Stille und Zeit sind mittlerweile sehr wertvoll geworden, finde ich. Es ist unglaublich schwer, diesem Sog aus Erfolg und Stärke nicht nachzugeben, sich auf das zu besinnen, was wichtig ist und ganz Vieles einfach nicht mitzumachen. Mir tut diese Hast nicht gut, das habe ich gelernt, und deshalb leiste ich mir, so zu leben, wie ich das tue. Ich habe seit Jahren keinen Urlaub gemacht. Ich will jeden Tag so leben, dass ich keinen Urlaub brauche. Und das mache ich. Was kann ich schon tun gegen dieses Laute, Grelle des Zeitgeistes, außer meine Bilder der Stille dagegenzuhalten und die Preise nicht am Kunstmarkt, sondern am Geldbeutel des Normalbürgers zu orientieren.
Inzwischen ist es auch mir hier manchmal zu viel.
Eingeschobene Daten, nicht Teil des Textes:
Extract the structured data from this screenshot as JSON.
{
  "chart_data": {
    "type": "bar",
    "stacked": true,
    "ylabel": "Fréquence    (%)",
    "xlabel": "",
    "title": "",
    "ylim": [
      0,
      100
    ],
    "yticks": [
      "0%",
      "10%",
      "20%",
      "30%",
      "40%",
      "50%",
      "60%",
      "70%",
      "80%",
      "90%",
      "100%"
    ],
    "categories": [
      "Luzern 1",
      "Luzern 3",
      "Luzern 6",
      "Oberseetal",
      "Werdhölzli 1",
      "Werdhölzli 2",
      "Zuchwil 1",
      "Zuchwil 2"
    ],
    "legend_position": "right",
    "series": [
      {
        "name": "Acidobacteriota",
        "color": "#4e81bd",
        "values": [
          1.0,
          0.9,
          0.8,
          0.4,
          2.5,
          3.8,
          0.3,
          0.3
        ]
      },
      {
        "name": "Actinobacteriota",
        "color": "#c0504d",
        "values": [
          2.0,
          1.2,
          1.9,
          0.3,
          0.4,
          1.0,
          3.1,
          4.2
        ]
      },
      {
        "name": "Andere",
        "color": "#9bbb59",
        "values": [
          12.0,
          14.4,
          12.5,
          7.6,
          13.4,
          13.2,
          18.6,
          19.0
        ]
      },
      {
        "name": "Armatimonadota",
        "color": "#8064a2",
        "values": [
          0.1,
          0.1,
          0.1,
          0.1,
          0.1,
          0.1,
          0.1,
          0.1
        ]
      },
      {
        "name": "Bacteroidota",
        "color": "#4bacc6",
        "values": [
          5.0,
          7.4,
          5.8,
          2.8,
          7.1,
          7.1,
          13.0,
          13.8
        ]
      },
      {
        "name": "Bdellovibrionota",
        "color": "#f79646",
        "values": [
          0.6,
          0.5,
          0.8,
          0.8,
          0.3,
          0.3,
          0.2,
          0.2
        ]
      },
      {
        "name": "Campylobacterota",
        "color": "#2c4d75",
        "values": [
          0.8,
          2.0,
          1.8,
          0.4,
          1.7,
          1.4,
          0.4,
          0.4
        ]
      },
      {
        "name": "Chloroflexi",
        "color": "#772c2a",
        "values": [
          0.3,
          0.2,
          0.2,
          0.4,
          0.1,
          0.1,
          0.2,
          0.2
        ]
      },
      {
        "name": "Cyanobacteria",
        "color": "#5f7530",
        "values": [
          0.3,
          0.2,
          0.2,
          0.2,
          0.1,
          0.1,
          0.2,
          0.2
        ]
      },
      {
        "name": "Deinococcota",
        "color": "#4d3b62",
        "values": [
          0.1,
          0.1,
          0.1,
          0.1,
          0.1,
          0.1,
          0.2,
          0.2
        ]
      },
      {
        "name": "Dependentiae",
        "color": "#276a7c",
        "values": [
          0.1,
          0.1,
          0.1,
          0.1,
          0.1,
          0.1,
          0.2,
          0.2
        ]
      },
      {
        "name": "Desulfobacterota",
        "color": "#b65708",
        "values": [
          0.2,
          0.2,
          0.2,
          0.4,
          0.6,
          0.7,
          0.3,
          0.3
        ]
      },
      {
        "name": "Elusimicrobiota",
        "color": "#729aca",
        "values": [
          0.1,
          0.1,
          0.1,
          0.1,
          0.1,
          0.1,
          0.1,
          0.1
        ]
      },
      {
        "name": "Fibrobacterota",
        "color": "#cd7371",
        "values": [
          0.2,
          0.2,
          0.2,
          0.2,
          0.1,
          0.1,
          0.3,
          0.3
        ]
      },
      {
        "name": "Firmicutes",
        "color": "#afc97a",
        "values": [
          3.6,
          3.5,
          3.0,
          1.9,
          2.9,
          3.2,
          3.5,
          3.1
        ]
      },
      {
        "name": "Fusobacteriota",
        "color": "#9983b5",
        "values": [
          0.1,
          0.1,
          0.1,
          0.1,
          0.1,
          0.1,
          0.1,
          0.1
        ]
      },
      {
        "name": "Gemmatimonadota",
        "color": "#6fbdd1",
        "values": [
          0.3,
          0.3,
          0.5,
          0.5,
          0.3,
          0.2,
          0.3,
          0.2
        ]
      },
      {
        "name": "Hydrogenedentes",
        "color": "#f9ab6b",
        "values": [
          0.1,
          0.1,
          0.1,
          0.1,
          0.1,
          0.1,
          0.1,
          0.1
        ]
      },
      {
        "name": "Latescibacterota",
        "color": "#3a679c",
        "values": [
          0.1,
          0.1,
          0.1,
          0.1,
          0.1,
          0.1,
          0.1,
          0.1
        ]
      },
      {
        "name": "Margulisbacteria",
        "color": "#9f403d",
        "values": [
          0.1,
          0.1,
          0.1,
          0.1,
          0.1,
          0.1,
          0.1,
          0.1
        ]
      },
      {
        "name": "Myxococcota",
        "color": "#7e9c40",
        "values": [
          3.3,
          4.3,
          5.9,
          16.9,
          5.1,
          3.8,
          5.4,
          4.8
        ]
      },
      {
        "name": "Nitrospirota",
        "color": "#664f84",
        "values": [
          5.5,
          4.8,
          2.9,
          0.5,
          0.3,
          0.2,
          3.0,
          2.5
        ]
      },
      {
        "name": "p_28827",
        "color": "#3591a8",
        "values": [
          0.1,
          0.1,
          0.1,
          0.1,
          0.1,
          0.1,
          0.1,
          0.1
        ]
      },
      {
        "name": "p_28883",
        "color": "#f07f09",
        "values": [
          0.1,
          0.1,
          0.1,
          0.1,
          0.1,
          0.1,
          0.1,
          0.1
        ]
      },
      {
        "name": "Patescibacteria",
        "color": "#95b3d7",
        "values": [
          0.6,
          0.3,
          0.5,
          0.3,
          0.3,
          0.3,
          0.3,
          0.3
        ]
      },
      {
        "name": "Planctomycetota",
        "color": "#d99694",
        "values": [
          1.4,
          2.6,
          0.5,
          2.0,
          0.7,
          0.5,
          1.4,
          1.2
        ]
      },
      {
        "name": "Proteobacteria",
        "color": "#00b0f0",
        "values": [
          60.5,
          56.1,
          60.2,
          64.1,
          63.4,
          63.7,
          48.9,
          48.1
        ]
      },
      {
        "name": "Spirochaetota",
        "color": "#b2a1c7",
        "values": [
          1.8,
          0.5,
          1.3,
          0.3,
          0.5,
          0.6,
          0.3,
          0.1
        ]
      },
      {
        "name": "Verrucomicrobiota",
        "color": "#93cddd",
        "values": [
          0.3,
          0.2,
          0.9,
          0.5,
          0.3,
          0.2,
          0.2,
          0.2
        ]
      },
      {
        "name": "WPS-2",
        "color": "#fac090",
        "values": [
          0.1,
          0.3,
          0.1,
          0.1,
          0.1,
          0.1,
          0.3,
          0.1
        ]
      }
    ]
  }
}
Deshalb vermieten wir von Zeit zu Zeit unsere Wohnung an Touristen und flüchten in eine Hütte in Brandenburg. Das genieße ich, aber gehen werde ich nicht. Ich weiß, ich werde mich noch mit achtzig meine Treppe hochquälen. Hier bin ich richtig. Ich muss hier leben.
Ich verabschiede mich und verspreche, ihr den Text noch einmal zuzumailen. In den nächsten Tagen werden wir eine anrührende Korrespondenz haben: Es geht um Lebensentwürfe, Selbst- und Fremdbilder und natürlich um die Frage nach Heimat. Meine ist nun ihre.